Was die Maschine kann, soll auch die Maschine machen!

Von Ralf Berti
Ergebnis Ist/Soll Vergleich - Vollvorlagen

Die Zukunft der Mediabranche: Automatisierung als Schlüssel zur Effizienz
In der schnelllebigen Welt der Medien und Werbung ist der effiziente Umgang mit Ressourcen entscheidend für den Wettbewerbsvorteil. Ralf Berti beschreibt in seinem Ansatz zur hochgradigen Automatisierung im operativen Geschäft den grundlegenden Wandel, der erforderlich ist, um den Herausforderungen der digitalen Transformation gerecht zu werden. Der Satz "Was die Maschine kann, soll auch die Maschine machen" fasst die Philosophie hinter dieser Veränderung prägnant zusammen und zeigt, wie Automation nicht nur Kosten spart, sondern auch Freiräume für kreativere und wertschöpfende Tätigkeiten schafft.

Vollautomatisierung als Game-Changer

Ein herausragendes Beispiel ist der Einsatz einer sogenannten Vollvorlage, bei der ein Automatismus entwickelt wurde, der den Tätigkeitsaufwand von bis zu 67 Arbeitsschritten auf null reduziert. Diese vollautomatisierte Bearbeitung ermöglicht es, Anzeigen druckreif zu erstellen, ohne dass ein aufwändiger Satzprozess nötig ist. Angesichts der Tatsache, dass Vollvorlagen heute über 50 % des gesamten Anzeigenvolumens ausmachen, wird die Relevanz dieser Innovation deutlich.

Prozessaktivitäten - Vollvorlagen

Take it from the old world and invest it in the new world
Eliminierung nicht wertschöpfender Tätigkeiten

Die Herausforderung für die Mediabranche besteht darin, konsequent nicht wertschöpfende Tätigkeiten zu eliminieren. Durch die Identifikation und Ausschaltung dieser Tätigkeiten kann der Fokus auf kreative und strategische Aufgaben gerichtet werden.

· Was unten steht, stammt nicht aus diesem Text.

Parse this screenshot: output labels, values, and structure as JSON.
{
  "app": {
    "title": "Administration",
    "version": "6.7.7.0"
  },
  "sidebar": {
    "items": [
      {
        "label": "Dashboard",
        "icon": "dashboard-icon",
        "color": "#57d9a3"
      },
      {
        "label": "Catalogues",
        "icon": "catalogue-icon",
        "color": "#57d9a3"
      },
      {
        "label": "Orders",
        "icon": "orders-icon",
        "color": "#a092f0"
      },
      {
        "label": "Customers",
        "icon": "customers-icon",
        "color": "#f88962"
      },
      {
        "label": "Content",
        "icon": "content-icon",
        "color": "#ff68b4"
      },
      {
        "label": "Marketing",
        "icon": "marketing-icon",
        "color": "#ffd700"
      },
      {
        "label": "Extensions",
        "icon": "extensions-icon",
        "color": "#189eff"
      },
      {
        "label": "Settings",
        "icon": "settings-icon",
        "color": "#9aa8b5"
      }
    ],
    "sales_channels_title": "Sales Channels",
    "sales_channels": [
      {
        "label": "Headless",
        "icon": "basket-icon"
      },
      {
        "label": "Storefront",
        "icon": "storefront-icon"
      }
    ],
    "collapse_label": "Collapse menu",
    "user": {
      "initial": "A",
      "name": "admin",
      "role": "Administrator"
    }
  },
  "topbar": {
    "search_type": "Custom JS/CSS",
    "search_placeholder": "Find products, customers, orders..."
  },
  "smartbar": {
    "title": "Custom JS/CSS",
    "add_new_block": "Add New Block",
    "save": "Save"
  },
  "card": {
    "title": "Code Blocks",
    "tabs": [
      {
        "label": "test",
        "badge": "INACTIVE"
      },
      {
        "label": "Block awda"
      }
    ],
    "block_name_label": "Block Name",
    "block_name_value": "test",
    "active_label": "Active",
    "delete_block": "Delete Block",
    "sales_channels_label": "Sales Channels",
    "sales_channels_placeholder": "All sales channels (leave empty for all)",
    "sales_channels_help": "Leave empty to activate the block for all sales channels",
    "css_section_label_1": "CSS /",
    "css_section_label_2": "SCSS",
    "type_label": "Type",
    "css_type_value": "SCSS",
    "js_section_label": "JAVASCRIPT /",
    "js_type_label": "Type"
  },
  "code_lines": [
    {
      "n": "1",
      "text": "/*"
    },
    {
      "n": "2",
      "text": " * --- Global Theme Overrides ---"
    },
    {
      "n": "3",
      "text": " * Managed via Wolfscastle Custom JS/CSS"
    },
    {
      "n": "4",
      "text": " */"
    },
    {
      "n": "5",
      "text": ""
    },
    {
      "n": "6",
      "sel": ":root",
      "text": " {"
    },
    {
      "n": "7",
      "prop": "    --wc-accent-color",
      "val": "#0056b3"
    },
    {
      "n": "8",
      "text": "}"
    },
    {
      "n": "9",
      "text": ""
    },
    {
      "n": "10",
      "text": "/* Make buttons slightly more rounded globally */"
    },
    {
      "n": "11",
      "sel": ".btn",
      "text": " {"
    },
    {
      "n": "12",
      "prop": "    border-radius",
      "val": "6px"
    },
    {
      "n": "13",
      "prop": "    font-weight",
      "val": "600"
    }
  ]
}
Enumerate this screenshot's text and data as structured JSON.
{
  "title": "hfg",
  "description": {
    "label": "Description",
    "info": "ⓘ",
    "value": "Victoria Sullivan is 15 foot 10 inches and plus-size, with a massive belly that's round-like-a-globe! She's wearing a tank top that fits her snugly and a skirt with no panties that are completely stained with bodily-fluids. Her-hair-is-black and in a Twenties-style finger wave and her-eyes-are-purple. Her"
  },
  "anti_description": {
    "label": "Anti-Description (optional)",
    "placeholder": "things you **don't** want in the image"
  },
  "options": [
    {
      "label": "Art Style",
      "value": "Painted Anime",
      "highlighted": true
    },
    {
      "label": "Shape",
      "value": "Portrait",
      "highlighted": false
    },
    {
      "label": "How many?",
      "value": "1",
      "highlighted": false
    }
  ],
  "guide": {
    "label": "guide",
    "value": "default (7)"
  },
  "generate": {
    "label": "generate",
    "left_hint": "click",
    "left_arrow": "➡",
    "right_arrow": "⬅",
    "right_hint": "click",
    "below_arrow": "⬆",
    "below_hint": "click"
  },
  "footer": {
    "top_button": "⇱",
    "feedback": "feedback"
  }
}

Der Ansatz, „take it from the old world and invest it in the new world“, beschreibt die Notwendigkeit, Ressourcen neu zu verteilen und damit die gesamte Wertschöpfungskette zu optimieren.

Prozessaktivitäten - Vollvorlagen - Best in Class

Wettbewerbsfähigkeit durch digitale Transformation

In einer Zeit, in der digitale Lösungen und automatisierte Prozesse nicht mehr wegzudenken sind, ist die Implementierung dieser Prinzipien unerlässlich. Unternehmen, die in der Lage sind, sich schnell und effizient an neue Technologien anzupassen, werden diejenigen sein, die langfristig erfolgreich sind. In der heutigen Mediabranche bedeutet das, den Mut zu haben, bestehende Prozesse zu hinterfragen und mit modernen Technologien wie Robotic Process Automation (RPA) und Lean-Prinzipien neue Wege zu gehen.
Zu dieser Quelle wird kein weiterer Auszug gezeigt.